Launching exclusively for the Wii console on Oct. 24, Kirby's Return to Dream Land features five new Super Abilities that are activated when the heroic Kirby inhales special enemy characters. For example, the Flare Beam Super Ability allows Kirby to deploy a ball of energy that can wipe out an entire screen's worth of foes. Visitors to the site at http://kirby.nintendo.com/superability can download a Kirby coloring sheet and come up with their own Super Ability that they would use to help others. For added inspiration, kids can visit The Stacks at http://scholastic.com/stacks and take a "What's Your Super Ability?" quiz. Participants can answer questions to determine which of the Super Abilities featured in Kirby's Return to Dream Land would suit them best.
Kids' completed Super Ability coloring sheets can be submitted via mail, email or fax. Nintendo and Scholastic will post select submissions to a virtual gallery on the Nintendo site, and some submissions will be featured at a special Oct. 27 unveiling at Miller Children's Hospital Long Beach in Long Beach, Calif., to celebrate Nintendo's sponsorship of an interactive Starlight Fun Center™ mobile entertainment unit. Patients at the hospital will also be invited to use coloring sheets to create their own Super Abilities. Both Nintendo and Scholastic are dedicated to raising awareness about Starlight by encouraging children to help others.
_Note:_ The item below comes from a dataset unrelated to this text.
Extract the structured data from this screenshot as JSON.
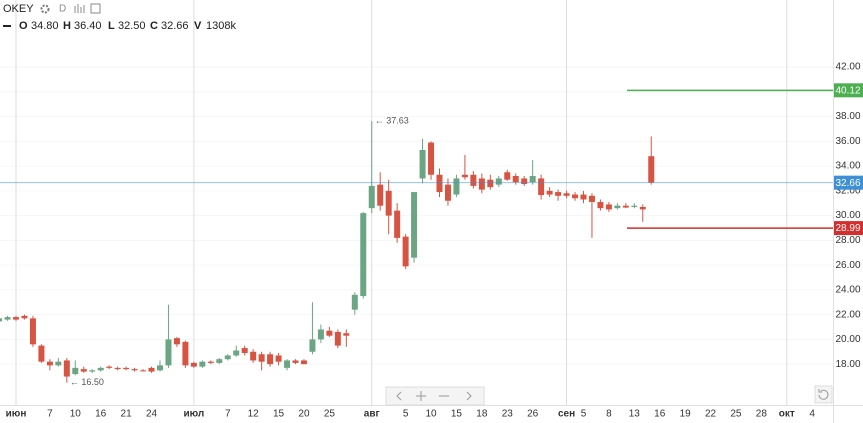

Since 1992, Nintendo and Starlight have placed more than 7,000 Fun Centers in hospitals across North America. The ease with which Fun Centers roll right up to the side of young patients' beds or anywhere in a hospital setting makes them the perfect companion for children who are nervously awaiting surgery, sitting restlessly during a long treatment or feeling lonely in their hospital room. The entertainment units include a flat-screen TV, a DVD player, a Wii system and a selection of fun video games.